Evening mess was finished when Captain Venables came striding, calling for Caleb. Men crowded around as the captain spoke.
“We’re going to have a hearing. What charges do you want to bring against Private Murphy?”
“None.”
Venables started. “What? After what he did to you?”
“It was a misunderstanding.”
“A misunderstanding of what? Have you seen your face?”
“No charges.”
Venables turned and called, “McCormack, come over here.”
McCormack approached, and Venables pointed. “McCormack, this man says he does not want to bring charges against Murphy, and I want a witness.” He turned back to Caleb. “Do I understand you do not want to hold a hearing? You refuse to bring charges against Murphy for what he did to you?”
Caleb looked from Venables to McCormack, then glanced at the faces of the other men
in the circle. “That’s right. No charges.”
Venables tossed his hands upward. “Well, I can’t force you. If you bring no charges there won’t be a hearing because we have no bill of particulars to bring against Murphy. You understand that?”
“I do.”
“I’ll write it up just that way in the regimental orderly book. All you men, go on about your business.”
Caleb had settled onto his blanket, hunched over his aching ribs, when a sound came from behind. He tried to turn his head but could not because of the pain.
“It’s me, Dorman.” The man settled cross-legged, facing Caleb as Caleb spoke.
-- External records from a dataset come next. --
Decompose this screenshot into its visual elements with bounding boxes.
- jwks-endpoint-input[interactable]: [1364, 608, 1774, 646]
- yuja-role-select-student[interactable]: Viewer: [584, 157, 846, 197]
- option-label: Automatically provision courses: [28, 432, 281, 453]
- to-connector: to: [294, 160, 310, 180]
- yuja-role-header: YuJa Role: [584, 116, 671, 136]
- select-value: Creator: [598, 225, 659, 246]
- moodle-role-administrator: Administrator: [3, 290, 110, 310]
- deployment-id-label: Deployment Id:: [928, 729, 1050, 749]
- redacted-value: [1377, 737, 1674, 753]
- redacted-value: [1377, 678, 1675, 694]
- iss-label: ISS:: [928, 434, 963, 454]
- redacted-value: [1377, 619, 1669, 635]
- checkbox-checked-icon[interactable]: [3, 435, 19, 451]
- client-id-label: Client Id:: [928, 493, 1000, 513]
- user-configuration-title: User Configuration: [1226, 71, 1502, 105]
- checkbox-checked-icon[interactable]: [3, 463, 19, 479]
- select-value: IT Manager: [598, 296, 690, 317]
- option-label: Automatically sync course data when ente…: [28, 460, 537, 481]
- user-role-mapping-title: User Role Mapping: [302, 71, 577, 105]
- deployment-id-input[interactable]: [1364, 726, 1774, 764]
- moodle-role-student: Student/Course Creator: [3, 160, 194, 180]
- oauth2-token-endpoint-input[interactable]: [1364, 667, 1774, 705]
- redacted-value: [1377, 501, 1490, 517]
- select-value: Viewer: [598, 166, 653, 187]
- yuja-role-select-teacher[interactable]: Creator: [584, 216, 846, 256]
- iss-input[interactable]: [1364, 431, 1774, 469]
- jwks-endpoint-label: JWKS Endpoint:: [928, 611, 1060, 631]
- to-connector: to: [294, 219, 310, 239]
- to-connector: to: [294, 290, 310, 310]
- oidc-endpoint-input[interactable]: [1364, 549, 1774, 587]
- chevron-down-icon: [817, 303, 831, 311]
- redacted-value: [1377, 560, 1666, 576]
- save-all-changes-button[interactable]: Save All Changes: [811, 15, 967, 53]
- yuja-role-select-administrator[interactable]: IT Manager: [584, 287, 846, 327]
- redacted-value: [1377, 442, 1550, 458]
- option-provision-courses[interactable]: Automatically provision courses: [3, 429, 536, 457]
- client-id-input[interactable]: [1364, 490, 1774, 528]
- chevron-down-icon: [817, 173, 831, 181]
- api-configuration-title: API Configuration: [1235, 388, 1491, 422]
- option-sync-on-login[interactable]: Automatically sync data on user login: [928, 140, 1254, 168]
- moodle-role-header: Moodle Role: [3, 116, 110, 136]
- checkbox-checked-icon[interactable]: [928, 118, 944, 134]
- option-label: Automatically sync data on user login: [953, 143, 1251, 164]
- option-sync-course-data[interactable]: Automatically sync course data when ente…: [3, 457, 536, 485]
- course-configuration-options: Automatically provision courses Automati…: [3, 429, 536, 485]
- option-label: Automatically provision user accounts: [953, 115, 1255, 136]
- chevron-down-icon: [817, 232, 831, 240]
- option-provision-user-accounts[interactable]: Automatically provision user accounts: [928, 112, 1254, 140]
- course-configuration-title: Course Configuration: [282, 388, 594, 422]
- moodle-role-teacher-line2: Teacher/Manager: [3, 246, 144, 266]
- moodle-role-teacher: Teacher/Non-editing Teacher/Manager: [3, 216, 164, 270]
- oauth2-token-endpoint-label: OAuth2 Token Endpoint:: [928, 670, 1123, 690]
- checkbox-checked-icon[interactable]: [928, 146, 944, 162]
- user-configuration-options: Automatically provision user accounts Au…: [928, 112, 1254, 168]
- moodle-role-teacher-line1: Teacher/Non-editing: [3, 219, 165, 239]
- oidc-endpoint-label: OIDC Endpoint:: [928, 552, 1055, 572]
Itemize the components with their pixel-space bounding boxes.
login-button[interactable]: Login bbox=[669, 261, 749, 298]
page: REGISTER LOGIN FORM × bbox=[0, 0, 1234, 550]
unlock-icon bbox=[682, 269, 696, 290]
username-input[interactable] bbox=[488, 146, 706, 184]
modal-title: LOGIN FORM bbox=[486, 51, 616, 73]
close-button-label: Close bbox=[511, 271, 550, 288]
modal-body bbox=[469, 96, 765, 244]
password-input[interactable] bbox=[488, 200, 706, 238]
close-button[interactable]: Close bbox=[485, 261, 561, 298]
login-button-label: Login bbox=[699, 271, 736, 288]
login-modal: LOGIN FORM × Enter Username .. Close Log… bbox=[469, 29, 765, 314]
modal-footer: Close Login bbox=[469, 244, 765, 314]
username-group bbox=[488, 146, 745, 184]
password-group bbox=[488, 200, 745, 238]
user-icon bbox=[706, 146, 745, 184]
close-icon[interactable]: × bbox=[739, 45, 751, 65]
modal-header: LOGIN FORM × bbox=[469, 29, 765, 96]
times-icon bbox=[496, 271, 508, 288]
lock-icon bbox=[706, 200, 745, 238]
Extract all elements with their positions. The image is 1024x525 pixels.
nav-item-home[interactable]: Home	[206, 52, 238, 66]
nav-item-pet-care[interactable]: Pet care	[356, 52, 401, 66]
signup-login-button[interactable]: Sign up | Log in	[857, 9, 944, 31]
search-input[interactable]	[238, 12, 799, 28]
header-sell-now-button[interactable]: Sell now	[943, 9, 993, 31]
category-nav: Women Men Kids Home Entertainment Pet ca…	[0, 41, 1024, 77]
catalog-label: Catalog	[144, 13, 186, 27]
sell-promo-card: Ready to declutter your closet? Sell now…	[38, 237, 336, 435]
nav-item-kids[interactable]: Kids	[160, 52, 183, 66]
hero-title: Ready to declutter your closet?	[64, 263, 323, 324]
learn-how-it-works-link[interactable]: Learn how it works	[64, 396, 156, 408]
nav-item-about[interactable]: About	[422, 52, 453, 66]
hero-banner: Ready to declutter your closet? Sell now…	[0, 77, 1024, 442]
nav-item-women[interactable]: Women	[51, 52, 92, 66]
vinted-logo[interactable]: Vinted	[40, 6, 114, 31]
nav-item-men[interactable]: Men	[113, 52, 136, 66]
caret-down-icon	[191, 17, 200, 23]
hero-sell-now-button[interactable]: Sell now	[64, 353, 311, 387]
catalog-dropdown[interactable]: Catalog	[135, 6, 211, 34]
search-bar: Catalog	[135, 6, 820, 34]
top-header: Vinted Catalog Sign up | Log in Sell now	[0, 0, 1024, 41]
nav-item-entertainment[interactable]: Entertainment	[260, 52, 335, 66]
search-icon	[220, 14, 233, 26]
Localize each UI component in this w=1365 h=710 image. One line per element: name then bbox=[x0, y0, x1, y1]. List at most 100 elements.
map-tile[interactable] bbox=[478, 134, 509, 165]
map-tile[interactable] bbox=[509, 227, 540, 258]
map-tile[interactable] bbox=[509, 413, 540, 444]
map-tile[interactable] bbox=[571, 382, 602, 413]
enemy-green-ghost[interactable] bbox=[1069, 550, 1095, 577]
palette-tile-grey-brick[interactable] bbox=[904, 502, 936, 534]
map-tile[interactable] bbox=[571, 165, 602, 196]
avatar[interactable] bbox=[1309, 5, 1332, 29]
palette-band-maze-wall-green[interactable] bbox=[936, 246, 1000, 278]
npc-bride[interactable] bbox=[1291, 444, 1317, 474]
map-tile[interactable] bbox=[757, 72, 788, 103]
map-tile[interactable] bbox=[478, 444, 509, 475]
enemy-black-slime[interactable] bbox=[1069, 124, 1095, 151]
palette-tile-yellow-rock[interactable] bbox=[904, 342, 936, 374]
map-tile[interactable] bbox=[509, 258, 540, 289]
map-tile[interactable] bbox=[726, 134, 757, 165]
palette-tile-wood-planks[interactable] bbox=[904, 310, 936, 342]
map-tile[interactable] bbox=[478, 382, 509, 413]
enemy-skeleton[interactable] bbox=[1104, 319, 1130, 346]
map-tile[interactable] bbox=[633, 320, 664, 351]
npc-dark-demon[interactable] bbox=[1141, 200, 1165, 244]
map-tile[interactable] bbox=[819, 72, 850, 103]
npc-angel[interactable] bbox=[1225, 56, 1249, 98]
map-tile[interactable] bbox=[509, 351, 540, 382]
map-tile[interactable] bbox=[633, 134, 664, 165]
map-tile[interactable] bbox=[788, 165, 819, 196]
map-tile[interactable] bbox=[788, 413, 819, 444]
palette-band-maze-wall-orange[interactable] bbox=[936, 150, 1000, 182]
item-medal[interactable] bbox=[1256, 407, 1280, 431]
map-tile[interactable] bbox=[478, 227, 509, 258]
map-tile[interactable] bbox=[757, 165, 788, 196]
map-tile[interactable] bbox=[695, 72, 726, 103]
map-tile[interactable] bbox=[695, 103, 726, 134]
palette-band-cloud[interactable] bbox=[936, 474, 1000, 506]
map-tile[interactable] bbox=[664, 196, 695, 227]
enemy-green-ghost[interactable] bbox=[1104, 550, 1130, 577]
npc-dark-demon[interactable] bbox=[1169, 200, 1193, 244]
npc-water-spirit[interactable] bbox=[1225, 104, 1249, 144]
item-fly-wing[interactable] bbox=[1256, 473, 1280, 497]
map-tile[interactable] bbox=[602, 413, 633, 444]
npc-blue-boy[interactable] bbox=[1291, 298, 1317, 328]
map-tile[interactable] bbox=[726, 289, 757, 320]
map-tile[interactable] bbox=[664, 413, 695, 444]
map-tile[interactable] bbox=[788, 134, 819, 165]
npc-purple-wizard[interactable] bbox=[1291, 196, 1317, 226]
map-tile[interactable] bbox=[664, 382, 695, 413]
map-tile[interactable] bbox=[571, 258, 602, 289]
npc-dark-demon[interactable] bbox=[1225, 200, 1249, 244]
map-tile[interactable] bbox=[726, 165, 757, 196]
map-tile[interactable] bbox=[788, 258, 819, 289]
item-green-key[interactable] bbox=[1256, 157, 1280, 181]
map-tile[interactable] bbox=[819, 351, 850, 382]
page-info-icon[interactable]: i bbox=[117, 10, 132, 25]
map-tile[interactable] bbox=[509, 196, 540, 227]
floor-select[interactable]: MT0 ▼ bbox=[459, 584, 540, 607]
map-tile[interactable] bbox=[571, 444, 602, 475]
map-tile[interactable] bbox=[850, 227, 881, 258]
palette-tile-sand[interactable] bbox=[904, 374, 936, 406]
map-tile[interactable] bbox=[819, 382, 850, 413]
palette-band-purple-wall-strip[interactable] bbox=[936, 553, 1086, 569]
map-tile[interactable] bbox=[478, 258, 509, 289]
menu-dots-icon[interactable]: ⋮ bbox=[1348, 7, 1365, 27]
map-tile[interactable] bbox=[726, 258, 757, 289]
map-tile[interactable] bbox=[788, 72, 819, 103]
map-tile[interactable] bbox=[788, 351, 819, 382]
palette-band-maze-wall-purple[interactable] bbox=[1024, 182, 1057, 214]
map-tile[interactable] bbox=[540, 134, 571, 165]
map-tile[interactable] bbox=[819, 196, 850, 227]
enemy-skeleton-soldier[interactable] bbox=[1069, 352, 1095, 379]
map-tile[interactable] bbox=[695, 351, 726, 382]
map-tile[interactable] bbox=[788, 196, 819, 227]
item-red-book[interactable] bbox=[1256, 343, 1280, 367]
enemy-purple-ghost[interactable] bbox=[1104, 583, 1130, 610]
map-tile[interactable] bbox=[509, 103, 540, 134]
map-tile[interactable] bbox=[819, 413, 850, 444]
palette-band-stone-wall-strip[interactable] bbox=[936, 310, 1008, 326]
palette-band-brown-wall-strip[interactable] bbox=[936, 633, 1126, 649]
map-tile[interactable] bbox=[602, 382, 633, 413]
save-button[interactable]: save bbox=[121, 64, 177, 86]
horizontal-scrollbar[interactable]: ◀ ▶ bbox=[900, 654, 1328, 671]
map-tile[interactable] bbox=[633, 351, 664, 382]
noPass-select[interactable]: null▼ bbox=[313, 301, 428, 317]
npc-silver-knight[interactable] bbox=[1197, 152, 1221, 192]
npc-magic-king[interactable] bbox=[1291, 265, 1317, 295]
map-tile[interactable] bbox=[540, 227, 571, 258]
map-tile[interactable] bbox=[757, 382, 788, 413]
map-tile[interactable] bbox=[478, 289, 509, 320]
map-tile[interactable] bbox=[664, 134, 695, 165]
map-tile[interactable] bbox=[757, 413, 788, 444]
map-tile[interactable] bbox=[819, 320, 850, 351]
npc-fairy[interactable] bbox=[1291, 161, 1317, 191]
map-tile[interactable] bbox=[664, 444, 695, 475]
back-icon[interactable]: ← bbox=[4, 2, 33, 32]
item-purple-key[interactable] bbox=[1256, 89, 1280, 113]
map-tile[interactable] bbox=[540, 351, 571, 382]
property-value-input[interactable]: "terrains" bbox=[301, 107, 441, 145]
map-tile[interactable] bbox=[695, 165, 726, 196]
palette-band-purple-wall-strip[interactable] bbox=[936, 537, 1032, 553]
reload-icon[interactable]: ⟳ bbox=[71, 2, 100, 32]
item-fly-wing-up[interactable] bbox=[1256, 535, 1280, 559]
“I want to thank you for all you’ve done.”
The man nodded and Caleb went on.
“You said we would talk. Why did you take the trouble with me?”
The man’s eyes dropped. “I can’t stand a bully. And I thought there must be something about you, the way you swung back at that man, and tried to get up when you knew you didn’t have a chance, and then wanted them to bring him back because you didn’t want it to be over. And I’ve noticed you today. Hauling wood. Making that spear.”
Caleb asked, “You saw it yesterday?”
“No. It was over when I got there. Others told me.”
Caleb remained silent and Dorman went on. “I know something about fighting. I did it for a living for a time. I was champion in the southern half of England a long time ago.”
Caleb’s eyes widened in stunned surprise.
“I can teach you a little about it. At least enough to take care of the bullies of the world, like Conlin Murphy. If you’re interested.”
“I’m interested.”
“It won’t be easy.”
“I’m interested.”
“When you’re able, we’ll start.”
“I’m ready now.”
Dorman’s eyes widened. “You can hardly raise your arms.”